The current trial process is time consuming and costly. It costs, on average, $2.6 billion to bring a new treatment to patients including each approved drug must cover its own costs as well as the costs of other treatments that failed the trial process.
The process challenges start with a clinical plan and development of a protocol. Sites are then asked how many patients they can recruit. Some recruit the number they promise. Some get more or less than the number forecasted. Many trials are cancelled for not recruiting enough patients. Approximately 50% under enroll patients. Approximately 10% will not enroll a single patient.

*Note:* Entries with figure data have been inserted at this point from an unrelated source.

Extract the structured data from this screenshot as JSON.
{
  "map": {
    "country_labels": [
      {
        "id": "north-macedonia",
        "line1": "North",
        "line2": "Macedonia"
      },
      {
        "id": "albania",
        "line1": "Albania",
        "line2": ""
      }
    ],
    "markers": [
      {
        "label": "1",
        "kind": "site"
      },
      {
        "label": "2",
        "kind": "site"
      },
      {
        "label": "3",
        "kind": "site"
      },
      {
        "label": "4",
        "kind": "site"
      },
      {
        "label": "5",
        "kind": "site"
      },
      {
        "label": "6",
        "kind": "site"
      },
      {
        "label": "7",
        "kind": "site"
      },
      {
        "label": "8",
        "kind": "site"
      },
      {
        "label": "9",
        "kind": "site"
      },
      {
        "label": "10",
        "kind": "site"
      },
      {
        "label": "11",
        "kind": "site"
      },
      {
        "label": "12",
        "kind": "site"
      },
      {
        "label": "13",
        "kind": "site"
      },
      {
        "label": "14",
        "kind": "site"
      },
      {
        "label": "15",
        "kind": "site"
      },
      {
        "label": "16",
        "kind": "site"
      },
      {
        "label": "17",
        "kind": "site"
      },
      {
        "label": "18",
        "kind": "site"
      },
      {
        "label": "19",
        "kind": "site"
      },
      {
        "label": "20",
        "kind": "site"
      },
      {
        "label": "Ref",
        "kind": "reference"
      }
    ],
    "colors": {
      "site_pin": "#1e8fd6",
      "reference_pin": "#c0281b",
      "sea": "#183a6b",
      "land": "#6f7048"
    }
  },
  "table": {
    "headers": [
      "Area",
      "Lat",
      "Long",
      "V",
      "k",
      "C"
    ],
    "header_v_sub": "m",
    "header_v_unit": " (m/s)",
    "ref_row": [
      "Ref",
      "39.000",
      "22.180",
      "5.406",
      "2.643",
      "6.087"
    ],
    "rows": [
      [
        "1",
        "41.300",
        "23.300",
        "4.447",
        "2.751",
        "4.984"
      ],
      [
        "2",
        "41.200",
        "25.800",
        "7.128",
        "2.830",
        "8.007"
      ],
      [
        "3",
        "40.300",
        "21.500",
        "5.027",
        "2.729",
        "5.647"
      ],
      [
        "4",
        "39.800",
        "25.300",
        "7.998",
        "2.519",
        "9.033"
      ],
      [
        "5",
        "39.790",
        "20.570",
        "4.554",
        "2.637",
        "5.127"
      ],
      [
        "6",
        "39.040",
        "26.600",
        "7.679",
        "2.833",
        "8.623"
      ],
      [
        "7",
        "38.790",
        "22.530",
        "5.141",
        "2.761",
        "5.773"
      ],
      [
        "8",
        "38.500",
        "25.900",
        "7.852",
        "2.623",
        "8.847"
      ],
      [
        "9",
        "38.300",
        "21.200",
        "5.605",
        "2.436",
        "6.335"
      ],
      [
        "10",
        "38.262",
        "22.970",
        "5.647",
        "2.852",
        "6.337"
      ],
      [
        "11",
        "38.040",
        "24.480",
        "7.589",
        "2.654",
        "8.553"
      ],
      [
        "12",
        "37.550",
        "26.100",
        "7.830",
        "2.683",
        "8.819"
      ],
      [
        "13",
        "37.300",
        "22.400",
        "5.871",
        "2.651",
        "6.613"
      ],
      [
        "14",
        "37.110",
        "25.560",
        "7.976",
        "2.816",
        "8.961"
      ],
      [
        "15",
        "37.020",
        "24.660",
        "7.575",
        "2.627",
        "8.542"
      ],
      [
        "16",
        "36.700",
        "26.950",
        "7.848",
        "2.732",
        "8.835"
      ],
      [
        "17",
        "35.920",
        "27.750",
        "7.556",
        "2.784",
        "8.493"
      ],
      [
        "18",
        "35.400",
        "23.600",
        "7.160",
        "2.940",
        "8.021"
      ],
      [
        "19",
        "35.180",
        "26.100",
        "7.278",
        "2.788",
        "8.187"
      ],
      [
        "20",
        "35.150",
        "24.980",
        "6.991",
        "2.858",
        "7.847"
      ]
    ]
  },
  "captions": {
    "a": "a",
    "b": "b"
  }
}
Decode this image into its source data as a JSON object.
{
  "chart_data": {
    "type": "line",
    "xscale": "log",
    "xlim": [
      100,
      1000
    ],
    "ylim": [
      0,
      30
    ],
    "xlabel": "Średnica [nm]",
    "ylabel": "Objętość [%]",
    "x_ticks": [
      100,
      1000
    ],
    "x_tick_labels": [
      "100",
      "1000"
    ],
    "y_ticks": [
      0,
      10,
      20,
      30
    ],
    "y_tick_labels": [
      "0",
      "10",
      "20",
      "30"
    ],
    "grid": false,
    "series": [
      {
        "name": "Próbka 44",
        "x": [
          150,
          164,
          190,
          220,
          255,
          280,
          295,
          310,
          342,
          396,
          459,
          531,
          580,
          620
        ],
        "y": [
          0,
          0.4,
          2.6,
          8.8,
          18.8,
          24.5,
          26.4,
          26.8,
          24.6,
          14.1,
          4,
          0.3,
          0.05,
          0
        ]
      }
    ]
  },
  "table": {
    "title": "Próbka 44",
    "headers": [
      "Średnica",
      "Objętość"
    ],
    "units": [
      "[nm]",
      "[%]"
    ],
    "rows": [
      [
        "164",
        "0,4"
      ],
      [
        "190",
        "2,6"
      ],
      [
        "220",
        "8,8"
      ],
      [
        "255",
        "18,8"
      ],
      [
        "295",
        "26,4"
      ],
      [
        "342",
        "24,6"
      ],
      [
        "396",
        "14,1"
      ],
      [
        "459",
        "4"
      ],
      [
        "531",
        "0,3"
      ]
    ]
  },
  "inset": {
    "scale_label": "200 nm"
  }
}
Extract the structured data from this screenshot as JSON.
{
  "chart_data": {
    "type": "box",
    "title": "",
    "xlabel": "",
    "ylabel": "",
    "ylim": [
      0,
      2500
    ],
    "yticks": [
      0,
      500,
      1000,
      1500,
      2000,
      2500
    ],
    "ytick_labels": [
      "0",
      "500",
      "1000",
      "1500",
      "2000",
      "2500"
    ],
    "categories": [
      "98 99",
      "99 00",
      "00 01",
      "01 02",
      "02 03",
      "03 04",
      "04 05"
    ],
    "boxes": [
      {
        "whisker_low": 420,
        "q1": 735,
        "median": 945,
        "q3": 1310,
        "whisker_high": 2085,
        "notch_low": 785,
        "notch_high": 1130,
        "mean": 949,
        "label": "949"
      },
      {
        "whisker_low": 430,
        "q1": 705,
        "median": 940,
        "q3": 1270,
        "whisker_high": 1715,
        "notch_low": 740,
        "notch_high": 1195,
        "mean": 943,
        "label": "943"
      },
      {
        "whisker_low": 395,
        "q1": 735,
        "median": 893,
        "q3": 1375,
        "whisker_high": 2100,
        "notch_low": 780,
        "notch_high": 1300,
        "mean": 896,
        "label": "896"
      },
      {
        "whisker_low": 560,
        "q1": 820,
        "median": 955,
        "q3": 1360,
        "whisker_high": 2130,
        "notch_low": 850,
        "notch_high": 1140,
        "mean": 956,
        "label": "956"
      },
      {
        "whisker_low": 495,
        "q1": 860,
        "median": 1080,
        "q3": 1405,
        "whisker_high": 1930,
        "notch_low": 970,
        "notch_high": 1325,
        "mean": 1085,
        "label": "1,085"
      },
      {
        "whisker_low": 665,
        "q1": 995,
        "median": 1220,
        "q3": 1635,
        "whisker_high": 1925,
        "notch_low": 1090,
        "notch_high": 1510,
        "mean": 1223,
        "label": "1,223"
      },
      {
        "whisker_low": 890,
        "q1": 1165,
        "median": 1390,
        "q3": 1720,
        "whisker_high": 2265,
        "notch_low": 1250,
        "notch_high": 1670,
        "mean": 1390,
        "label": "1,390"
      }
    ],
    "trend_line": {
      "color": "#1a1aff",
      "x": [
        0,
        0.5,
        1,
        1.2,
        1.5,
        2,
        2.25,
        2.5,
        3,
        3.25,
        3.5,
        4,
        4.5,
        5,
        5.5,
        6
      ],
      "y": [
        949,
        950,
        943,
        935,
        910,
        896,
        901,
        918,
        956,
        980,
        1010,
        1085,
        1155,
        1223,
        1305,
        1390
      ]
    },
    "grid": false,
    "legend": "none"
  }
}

Machine learning can be used to determine if the number of patients you require for the study is attainable. Next it will tell you which cancer patients would be the best fit for your product, based on personal characteristics and characteristics of their tumor. You can also eliminate those patients who will likely not benefit from the treatment. Incidence of disease is not the same in all areas of the world, so you can determine which countries will most likely provide access to the patients you require. Once you identify the right countries in which to perform your trial, you can also identify which clinical sites in that country will be most successful at recruiting the patients you require. You could also determine which CRO would be the best fit for your study, based on global presence, expertise, and past performance. And best of all, that required information could be gleaned by using hard data, not by human guesswork.
The result would be more successful trials, they would take less time, and the number of failures would decrease. The cost of trials, and the corresponding cost of medicines, would also fall. That, in a nutshell, is the opportunity of AI and machine learning. $2.6 billion average cost to bring a new drug to market could potentially drop by as much as one-third.